Buy Small Luxuries and Sell Big-Ticket Consumer Discretionary Equities. Consumers, especially when they are hard-pressed as many are now, tend to buy the very best of what they can afford, even if it’s within a low-priced category, but avoid big-ticket items, such as cars and high-end consumer electronics.
Buy the U.S. Dollar, Especially Against the Euro. While the greenback isn’t necessarily a shining example of fiscal prudence and monetary integrity, Shilling argues that it is the best of bad lot and currently the only reserve currency in town. Furthermore, until early 2010, almost everyone was on the dump-the-dollar side of the boat. History suggests when that happens, the winds often shift and those folks will get tossed into the water as the boat sails in the reverse direction.
Buy Rental Apartments and Sell Homebuilders and Related Companies. Rental apartments will benefit from the separation that Americans are beginning to make between their abodes and their investments while the death of securitized mortgages, excess inventories, and stressed homeowners will likely to send homebuilder stocks down even if the stock market rises.
Sell Consumer Lenders and Medium and Smaller Banks. Since the end of 2008, revolving credit balances have fallen by $135 billion. This combined with new government regulations has pushed the credit card business from a growth industry to a laggard. Meanwhile, many medium and smaller banks are likely to fail as troubled commercial real estate loans mature in the next several years.
Sell Selected Commodities. Shilling argues that a full-blown commodity bubble has developed. A hard landing in China may well be the pin that pricks the bubble.

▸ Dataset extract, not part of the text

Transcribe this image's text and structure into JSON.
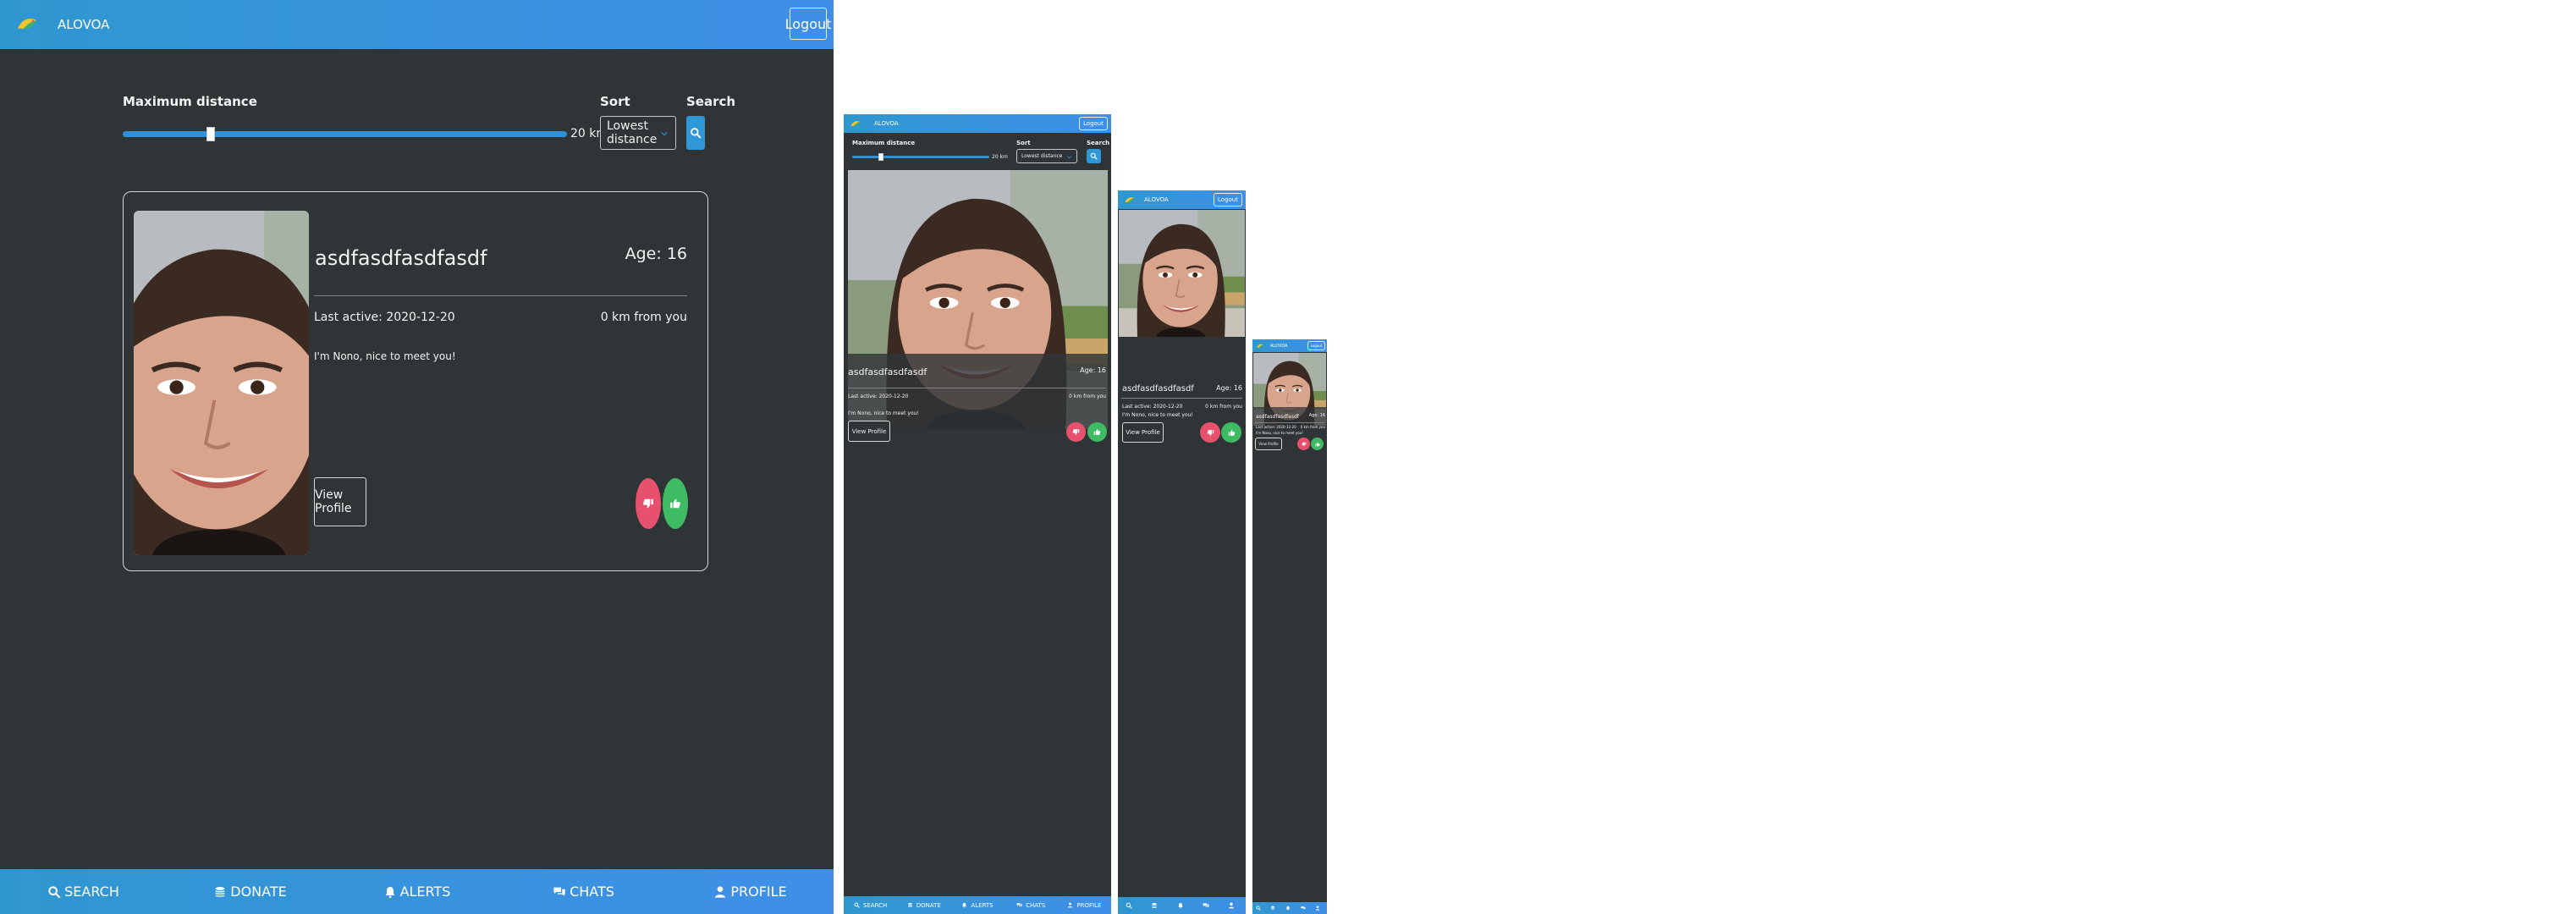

Buy Selected Heath Care Providers and Medical Office Buildings. Heath care is a huge sector, accounting for 16% of the GDP and growing. Shilling favors companies involved in cost containment, home health care, noninvasive diagnostic and surgical equipment, and management information systems.
Buy North American Energy. Shilling likes petroleum, natural gas, coal, the Canadian oil sands, liquefied natural gas, nuclear power, and shale gas. Renewable energy sources require heavy government subsidies that are unreliable.
Buy Productivity Enhancers and Sell Old Tech Capital Equipment Producers. Focus on firms that produce technology that reduces costs and promotes productivity while avoiding many old tech capital equipment producers.